Documentation your team should maintain
Maintain a one-page runbook link from your main service README: prerequisites, owner rotation, last drill date, and known sharp edges. Link to vendor docs in the Resources section below but capture org-specific decisions (CIDR ranges, cluster names, approval gates) in internal docs that stay current. New hires should deploy a safe canary within a week using only that runbook—if they cannot, the doc is incomplete.
Pre-production checklist
Before promoting to production, walk through this list with someone who was not the primary author—fresh eyes catch assumptions.
- Staging parity: The staging environment exercises the same code paths as production, including failure modes you expect to handle (timeouts, retries, partial outages).
- Observability: Dashboards and alerts exist for the metrics and log patterns discussed above; on-call knows where to look first.
- Rollback: You can revert to the previous known-good state in one documented step without improvising.
- Access control: Only the principals that need access have it; audit logs are enabled where the topic touches secrets or infrastructure APIs.
- Load test: You have evidence—not intuition—about behavior at expected peak plus headroom.
If any item is "we will do that later," treat it as a release blocker for tier-1 services.
Common questions from reviewers
Reviewers and auditors often ask whether this approach scales with team growth and whether it fails safely. Answer explicitly in your design doc: what happens when dependencies are down, when credentials expire, and when traffic doubles overnight. Prefer defaults that deny or degrade gracefully over defaults that fail open.
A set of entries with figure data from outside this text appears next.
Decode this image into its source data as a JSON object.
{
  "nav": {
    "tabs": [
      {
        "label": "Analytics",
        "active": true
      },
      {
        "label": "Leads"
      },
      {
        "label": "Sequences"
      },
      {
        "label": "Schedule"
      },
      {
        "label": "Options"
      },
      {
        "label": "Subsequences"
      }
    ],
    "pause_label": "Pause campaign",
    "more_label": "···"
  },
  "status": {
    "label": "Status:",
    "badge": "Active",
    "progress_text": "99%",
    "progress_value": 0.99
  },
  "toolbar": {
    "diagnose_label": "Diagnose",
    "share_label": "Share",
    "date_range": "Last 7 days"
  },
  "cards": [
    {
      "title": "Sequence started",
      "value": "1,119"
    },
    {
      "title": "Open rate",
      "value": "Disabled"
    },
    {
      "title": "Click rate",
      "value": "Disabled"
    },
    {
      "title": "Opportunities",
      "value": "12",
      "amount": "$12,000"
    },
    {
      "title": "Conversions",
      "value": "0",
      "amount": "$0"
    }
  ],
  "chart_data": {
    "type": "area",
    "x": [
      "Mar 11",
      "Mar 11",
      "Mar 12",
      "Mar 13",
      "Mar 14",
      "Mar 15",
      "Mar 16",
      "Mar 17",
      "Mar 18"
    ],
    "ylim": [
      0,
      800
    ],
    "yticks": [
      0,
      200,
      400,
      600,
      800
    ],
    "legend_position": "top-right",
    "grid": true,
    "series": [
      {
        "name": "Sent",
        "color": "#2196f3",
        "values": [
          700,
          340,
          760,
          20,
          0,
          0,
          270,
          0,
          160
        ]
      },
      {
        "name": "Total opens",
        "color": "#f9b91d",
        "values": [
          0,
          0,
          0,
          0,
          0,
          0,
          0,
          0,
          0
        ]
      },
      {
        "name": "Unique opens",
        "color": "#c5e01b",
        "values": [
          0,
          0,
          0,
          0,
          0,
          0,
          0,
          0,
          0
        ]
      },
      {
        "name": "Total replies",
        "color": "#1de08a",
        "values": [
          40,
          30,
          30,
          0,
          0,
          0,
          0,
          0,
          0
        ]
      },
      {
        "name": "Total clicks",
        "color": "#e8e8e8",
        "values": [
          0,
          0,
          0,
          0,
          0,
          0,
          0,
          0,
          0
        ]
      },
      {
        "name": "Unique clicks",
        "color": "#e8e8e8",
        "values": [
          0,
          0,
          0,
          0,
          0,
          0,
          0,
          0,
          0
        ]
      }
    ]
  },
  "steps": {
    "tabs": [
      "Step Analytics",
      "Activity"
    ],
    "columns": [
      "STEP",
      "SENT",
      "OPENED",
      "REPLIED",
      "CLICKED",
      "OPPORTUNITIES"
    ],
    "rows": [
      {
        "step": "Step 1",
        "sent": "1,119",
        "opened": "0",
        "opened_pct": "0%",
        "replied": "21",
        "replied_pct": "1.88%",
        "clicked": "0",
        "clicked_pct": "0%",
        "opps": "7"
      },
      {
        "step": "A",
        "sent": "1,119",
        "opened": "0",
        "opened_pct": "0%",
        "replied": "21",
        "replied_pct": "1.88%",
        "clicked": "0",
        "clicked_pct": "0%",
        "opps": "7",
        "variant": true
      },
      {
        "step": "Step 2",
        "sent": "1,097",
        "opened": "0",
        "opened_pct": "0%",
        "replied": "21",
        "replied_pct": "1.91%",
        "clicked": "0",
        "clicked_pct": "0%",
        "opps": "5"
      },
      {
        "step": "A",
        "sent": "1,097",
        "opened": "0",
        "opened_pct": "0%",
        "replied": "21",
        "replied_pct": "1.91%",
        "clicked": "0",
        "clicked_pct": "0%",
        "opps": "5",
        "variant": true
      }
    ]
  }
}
Document known limits (throughput ceilings, supported versions, regions) in the same place operators look during incidents—avoid scattering critical constraints across Slack threads.
Resources
- Pod Security Standards — profile requirements
- Pod Security Admission — label configuration
- Migrate from PSP — official migration guide
- CIS Kubernetes Benchmark — broader hardening checklist
Frequently asked questions
What replaced PodSecurityPolicy in Kubernetes?
Pod Security Admission (PSA) built into Kubernetes 1.25+ enforces Pod Security Standards via namespace labels. PodSecurityPolicy was removed in 1.25. Migrate PSP rules to PSS profiles and namespace label configuration.
What is the difference between baseline and restricted PSS?
Baseline prevents known privilege escalations—hostPath, privileged containers, host namespaces. Restricted adds hardening: non-root users, dropped capabilities, read-only root filesystem, seccomp RuntimeDefault. Restricted breaks many legacy images without securityContext updates.
How do I audit before enforcing restricted mode?
Set pod-security.kubernetes.io/enforce=restricted to warn or audit mode first (enforce-version labels), or use warn/audit labels alongside enforce=privileged. Collect violation events from API audit logs and fix workloads before switching enforce label to restricted.